Daran war nur ihr Vater schuld, weil er sie dem hässlichen, pockennarbigen Sohn eines benachbarten Gutsherrn versprochen hatte, dessen Anwesen, wesentlich ausgedehnter als Develish, zwei Tagesritte entfernt lag. Eine triste Zukunft war ihr bestimmt als Gemahlin von Peter of Bradmayne, der von so zwergenhafter Statur war, dass er kaum wie ein richtiger Mann auf einem Pferd sitzen konnte. Eleanors eigenes kleines Pony, eine hübsche Fuchsstute mit weißen Strümpfen, weidete jenseits des Burggrabens. Sie war versucht, hinauszugehen und Thaddeus anzuweisen, das Pony zu satteln und ihr hinaufzuhelfen. Falls er es wagte, sie dabei anzusehen, würde sie ihm eins mit der Reitgerte überziehen.

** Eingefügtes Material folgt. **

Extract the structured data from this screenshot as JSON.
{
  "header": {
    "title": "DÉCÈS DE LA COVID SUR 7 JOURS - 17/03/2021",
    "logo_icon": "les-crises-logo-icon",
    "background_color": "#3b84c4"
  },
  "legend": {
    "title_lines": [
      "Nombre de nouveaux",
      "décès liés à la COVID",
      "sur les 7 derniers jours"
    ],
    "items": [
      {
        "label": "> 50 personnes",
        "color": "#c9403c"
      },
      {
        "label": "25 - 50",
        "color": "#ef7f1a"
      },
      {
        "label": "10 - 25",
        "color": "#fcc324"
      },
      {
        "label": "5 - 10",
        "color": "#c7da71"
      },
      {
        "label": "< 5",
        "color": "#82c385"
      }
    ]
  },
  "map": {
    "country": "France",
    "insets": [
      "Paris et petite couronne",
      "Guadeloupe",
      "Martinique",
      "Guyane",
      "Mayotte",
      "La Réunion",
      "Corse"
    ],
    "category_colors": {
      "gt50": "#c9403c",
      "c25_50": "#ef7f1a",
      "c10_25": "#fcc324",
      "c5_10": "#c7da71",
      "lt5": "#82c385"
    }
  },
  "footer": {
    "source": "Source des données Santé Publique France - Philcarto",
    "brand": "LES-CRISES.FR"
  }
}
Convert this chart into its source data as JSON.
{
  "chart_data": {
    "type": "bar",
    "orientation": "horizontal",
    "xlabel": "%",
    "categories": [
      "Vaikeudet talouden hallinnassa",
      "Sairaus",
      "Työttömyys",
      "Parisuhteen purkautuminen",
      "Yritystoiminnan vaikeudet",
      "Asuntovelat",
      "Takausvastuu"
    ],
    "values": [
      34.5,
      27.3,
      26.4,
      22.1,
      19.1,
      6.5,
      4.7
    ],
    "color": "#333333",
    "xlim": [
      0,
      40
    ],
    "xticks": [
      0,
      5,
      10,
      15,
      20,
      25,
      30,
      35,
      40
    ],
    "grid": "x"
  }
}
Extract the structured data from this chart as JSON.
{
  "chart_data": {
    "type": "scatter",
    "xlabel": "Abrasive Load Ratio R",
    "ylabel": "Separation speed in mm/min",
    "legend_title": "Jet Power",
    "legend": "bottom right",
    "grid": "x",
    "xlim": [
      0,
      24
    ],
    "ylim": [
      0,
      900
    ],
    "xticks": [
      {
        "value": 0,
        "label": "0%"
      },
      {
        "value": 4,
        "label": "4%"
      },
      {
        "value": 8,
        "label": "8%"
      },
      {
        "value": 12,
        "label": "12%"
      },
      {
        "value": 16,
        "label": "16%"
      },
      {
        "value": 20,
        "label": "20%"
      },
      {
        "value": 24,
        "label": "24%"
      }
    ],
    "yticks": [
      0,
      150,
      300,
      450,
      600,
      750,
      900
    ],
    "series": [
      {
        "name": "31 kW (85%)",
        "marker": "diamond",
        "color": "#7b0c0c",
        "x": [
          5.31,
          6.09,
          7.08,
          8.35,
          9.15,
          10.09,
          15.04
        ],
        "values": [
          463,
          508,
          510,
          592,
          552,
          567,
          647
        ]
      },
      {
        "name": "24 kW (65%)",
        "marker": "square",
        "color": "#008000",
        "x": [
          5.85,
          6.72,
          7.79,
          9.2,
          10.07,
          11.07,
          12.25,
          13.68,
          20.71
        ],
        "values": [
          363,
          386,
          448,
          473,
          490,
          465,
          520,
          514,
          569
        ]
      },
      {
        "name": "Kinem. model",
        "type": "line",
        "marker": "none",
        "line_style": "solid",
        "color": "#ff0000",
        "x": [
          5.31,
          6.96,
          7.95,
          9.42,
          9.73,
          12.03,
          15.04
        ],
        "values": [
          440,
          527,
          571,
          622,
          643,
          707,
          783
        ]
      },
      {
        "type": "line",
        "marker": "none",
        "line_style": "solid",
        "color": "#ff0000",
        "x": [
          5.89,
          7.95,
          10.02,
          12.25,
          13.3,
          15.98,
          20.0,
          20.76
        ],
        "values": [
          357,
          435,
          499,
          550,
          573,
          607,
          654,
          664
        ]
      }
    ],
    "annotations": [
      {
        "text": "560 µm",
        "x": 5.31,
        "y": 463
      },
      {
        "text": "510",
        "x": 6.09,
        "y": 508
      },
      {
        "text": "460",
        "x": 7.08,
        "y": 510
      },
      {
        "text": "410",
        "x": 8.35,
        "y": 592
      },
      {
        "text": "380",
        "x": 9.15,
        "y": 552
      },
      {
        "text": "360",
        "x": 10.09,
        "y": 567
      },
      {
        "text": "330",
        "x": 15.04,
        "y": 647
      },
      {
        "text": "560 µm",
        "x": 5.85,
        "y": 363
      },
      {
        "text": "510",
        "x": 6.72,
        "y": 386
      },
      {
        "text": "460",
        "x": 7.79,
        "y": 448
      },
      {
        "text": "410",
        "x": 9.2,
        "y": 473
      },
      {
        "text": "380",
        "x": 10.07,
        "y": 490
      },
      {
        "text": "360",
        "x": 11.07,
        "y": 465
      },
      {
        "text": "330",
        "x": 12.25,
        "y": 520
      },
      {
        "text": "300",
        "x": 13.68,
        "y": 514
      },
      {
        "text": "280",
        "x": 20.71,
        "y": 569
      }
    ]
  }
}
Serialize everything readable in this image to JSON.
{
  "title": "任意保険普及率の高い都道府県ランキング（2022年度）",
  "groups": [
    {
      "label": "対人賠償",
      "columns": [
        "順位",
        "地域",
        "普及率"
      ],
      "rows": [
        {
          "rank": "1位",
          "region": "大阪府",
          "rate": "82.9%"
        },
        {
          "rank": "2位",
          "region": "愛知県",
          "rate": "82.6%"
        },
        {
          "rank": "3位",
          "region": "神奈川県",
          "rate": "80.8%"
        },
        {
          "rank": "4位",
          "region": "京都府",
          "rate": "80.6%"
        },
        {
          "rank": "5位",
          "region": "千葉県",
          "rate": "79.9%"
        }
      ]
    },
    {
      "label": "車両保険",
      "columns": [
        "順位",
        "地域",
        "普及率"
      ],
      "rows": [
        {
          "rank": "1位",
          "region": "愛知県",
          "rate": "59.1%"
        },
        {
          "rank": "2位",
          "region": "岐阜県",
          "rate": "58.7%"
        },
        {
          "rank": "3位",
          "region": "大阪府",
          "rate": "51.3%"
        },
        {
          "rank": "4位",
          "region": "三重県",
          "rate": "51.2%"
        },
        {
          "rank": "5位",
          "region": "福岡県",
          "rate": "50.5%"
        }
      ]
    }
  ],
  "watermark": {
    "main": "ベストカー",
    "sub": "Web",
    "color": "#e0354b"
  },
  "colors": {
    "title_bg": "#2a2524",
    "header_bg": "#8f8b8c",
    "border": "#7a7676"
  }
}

Diese amüsante Fantasterei wurde durch die Schritte ihrer Mutter auf der Treppe unterbrochen. Schnell huschte Eleanor zurück zu ihrem Schemel und Stickrahmen und täuschte Fleiß vor. Ihre Gefühle Lady Anne gegenüber grenzten an Hass, denn Eleanor wusste sehr wohl, dass sie die Auswahl ihres Zukünftigen ihrer Mutter zu verdanken hatte. Lady Anne zog Pflichterfüllung und Disziplin der Liebe vor. Sie war von Nonnen erzogen worden und hätte besser den Schleier nehmen sollen, da es ihr bevorzugter Zeitvertreib war, ihre Tochter wegen ihrer Verfehlungen zu rügen.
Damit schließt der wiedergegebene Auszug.